Balancing while standing is the core behaviour, combat is a variation of that. If it`s a game however (and even in a movie if you want to cover all scenarios ) units/characters will fall so you need to handle rising back. It`s just a natural consequence of the environment you`re building. You have to go all the way.

My project`s facebook page is “DreamLand Page”

NikiTo said:
Without acceleration/deacceleration it becomes a robot.

The equations of motion for inverted pendulum are a system of position dependent acceleration. This dependency makes it hard, but the result looks very similar to motion of constant acceleration.

So yes, if i would work on procedural animation, i would build it around that. It's the usual easy quadratic equations to get constant acceleration to hit a target in given time, for example. And this looks natural. I'll also use this to control arms of my ragdoll, where no balancing is involved.

In robotics, they often work with constant velocity motors instead, and this is what we perceive as ‘looking robotic’.

I did not know 3D software has acceleration curves now? That's new and sounds a very good idea. I made a walk cycle animation only once but it took 3 days to make it look good.

Calin said:
units/characters will fall so you need to handle rising back.

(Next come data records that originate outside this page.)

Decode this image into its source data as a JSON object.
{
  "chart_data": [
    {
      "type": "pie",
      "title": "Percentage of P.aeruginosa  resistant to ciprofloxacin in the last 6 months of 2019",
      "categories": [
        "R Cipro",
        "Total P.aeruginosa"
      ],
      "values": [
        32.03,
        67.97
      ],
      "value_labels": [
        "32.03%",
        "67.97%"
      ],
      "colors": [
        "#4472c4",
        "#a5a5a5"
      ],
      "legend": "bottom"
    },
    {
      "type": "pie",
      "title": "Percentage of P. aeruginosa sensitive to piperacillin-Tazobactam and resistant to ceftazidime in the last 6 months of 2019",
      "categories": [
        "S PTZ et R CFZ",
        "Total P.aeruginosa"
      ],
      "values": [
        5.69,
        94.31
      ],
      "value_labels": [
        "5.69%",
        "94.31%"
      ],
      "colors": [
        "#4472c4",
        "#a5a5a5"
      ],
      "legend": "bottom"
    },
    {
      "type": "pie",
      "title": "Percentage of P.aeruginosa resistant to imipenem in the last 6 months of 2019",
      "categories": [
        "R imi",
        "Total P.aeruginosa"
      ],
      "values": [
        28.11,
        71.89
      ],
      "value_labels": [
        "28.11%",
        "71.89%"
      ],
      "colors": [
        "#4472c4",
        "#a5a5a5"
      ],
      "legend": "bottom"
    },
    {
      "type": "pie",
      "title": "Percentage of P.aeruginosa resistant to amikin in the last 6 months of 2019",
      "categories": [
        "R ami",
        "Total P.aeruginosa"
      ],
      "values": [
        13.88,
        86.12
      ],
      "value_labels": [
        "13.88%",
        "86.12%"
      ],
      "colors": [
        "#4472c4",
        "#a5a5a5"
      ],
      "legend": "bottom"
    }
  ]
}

Yeah that's a good example for problems. Likely i could hardcode stand up bahviors, e.g. if landed on back or belly. But imagine the character falls under a table. Dumb ragdoll is doomed to do embarrassing stuff i guess. Things become hard then… but current game scan't do that either.

Before you can run, you need to "lose" balance toward the direction you want to run.
Running is a special case of displaced center of mass.
This is a small problem in games where fast reaction matters.
In a fantasy game, you can change attack in the middle of the air. But irl, if you are running, and suddenly you want to dodge a car, you will fall. You can dodge it, but you will fall.
The response can not be instant like in current games.

JoeJ said:
I did not know 3D software has acceleration curves now? That's new and sounds a very good idea. I made a walk cycle animation only once but it took 3 days to make it look good.

No need to make it frame by frame anymore.

When you start a movement, there is acceleration, the so called Easy-In, and little bit before you reach your final pose, you start to slow down. So called easy-out. Otherwise it looks robotic. If you emulate one single force field per muscle(no need for millions of muscle fibers), you will get that natural easy-in easy-out movements. This is a nice thing about muscle simulation.